Kiely and Klimesh (in "Generalized Golomb codes and adaptive coding of wavelet-transformed image subbands") generalise the idea of a Golomb code, using the idea of an index function, which maps from integers to an index (which is also an integer). The integers can be partitioned into sets (called index sets) according to the index they map onto; integers can then be encoded as their index, plus their rank in the index set (an ordering for the index set is needed; K+K just use the natural ordering). The index is then encoded in unary, and the rank in truncated binary; the length of the rank can be determined from the size of the index set for the specified index.
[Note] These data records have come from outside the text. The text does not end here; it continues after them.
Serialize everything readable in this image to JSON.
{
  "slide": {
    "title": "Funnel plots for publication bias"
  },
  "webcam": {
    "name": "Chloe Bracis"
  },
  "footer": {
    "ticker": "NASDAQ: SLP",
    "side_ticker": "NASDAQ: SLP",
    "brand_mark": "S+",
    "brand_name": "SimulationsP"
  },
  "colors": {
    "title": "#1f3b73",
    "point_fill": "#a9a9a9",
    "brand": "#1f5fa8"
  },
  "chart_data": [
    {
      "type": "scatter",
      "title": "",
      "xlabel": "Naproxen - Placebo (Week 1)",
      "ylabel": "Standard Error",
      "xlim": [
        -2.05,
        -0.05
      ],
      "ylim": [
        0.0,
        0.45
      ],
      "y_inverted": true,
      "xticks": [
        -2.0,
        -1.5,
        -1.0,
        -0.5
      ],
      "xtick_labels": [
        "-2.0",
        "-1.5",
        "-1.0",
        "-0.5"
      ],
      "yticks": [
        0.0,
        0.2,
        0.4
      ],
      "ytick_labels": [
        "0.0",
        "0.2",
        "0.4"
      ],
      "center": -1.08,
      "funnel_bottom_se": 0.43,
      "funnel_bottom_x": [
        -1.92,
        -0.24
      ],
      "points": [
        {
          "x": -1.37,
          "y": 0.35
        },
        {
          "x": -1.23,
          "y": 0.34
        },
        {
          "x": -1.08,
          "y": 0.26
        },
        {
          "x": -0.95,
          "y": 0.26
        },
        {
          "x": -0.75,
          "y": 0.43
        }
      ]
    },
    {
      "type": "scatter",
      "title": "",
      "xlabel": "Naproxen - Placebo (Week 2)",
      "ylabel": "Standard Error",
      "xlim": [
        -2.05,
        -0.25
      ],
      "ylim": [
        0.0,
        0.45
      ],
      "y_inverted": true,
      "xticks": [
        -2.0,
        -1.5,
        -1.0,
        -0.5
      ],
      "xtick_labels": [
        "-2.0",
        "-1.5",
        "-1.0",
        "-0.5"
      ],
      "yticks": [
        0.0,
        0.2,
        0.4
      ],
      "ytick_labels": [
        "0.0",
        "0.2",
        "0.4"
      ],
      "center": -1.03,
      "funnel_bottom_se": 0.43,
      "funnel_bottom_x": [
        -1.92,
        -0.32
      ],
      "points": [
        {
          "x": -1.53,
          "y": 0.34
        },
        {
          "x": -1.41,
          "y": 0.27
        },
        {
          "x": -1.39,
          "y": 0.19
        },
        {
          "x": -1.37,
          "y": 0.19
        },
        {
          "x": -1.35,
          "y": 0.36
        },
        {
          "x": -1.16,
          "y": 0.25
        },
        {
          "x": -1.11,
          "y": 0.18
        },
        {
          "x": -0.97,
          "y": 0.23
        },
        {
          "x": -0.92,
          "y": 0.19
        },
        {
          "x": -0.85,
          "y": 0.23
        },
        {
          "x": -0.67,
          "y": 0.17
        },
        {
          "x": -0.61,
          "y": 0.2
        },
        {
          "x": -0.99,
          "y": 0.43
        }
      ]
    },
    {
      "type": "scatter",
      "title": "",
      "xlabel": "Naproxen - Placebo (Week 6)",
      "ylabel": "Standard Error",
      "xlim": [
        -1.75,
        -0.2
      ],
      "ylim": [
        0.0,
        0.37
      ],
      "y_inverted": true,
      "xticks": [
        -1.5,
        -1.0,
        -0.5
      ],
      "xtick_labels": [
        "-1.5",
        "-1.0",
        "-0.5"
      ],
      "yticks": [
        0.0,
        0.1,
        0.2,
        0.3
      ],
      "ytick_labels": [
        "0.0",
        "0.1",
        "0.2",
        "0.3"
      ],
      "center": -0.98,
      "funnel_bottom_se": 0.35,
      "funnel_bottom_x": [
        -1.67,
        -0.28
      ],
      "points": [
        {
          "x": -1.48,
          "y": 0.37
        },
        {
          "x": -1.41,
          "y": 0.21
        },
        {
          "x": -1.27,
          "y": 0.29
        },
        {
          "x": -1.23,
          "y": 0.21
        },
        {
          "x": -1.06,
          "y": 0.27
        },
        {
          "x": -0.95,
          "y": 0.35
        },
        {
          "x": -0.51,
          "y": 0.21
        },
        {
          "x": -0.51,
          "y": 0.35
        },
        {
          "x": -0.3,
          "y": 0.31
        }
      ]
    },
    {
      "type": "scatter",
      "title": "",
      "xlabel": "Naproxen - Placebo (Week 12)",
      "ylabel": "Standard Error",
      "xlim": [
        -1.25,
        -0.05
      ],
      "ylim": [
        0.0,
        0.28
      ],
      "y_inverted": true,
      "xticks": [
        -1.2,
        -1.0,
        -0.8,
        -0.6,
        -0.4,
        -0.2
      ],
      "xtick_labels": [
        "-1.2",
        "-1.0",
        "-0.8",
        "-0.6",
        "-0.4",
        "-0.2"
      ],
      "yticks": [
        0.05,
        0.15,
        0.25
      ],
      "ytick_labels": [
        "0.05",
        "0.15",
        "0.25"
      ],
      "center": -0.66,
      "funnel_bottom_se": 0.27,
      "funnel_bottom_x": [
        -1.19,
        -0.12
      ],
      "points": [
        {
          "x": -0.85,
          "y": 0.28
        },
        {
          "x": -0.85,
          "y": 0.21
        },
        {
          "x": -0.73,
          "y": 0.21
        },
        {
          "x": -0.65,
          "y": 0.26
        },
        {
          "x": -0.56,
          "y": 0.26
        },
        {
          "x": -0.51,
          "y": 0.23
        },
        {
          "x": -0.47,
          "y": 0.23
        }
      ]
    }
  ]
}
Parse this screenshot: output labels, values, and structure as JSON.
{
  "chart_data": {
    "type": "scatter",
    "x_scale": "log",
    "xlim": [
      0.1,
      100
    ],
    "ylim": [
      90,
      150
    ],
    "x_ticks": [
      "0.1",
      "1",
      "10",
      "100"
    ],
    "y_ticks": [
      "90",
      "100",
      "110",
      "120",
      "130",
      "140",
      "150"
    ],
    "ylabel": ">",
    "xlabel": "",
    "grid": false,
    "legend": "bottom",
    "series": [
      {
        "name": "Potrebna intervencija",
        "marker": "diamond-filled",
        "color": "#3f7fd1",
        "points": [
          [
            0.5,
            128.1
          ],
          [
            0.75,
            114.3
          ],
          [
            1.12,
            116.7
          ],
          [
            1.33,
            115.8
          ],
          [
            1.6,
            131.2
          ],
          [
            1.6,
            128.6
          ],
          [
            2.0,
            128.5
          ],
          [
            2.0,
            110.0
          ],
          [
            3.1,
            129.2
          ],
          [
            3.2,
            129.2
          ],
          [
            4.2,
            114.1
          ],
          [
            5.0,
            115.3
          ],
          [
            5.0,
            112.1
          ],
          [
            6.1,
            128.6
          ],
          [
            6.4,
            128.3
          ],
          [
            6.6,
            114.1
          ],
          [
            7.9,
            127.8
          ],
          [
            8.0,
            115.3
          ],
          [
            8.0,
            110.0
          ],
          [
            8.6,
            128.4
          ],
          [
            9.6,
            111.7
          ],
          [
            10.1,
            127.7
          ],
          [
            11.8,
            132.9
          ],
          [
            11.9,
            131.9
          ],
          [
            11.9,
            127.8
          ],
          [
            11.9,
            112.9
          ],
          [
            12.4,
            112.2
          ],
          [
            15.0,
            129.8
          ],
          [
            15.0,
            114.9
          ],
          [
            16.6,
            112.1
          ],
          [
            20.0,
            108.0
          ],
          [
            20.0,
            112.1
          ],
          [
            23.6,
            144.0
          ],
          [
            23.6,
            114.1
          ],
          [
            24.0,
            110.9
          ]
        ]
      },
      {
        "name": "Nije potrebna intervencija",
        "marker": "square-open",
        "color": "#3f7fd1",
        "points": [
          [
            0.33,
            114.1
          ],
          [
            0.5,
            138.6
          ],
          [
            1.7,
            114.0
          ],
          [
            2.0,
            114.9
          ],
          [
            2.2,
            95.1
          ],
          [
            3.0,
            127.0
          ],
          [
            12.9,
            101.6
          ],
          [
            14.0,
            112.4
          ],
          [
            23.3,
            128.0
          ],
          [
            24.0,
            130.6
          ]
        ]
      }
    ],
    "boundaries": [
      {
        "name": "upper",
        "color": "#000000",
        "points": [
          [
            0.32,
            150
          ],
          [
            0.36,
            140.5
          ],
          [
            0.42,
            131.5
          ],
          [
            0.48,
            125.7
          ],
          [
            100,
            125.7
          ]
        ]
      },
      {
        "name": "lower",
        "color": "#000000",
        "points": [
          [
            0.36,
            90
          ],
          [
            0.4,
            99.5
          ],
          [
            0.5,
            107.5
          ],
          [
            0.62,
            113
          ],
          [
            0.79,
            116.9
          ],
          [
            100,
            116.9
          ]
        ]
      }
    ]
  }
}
K+K specifically look at index functions which generate contiguous sets, and where the positions of the sets on the number line increase monotonically with index: in this case, rather than sets, we can think of index threshold, where threshold(i) is the smallest z such that index(z) == i; we can then compute rank by z - threshold(index(z)). Golomb-Rice coding is generalised Golomb coding with index(z) = z / d, where d is the divisor; exponential Golomb coding has index(z) = log((z + 1), d). K+K mention that some guy called Howard generalised Golomb codes further, into 'unary prefix/suffix' codes, but they think this is a bit silly.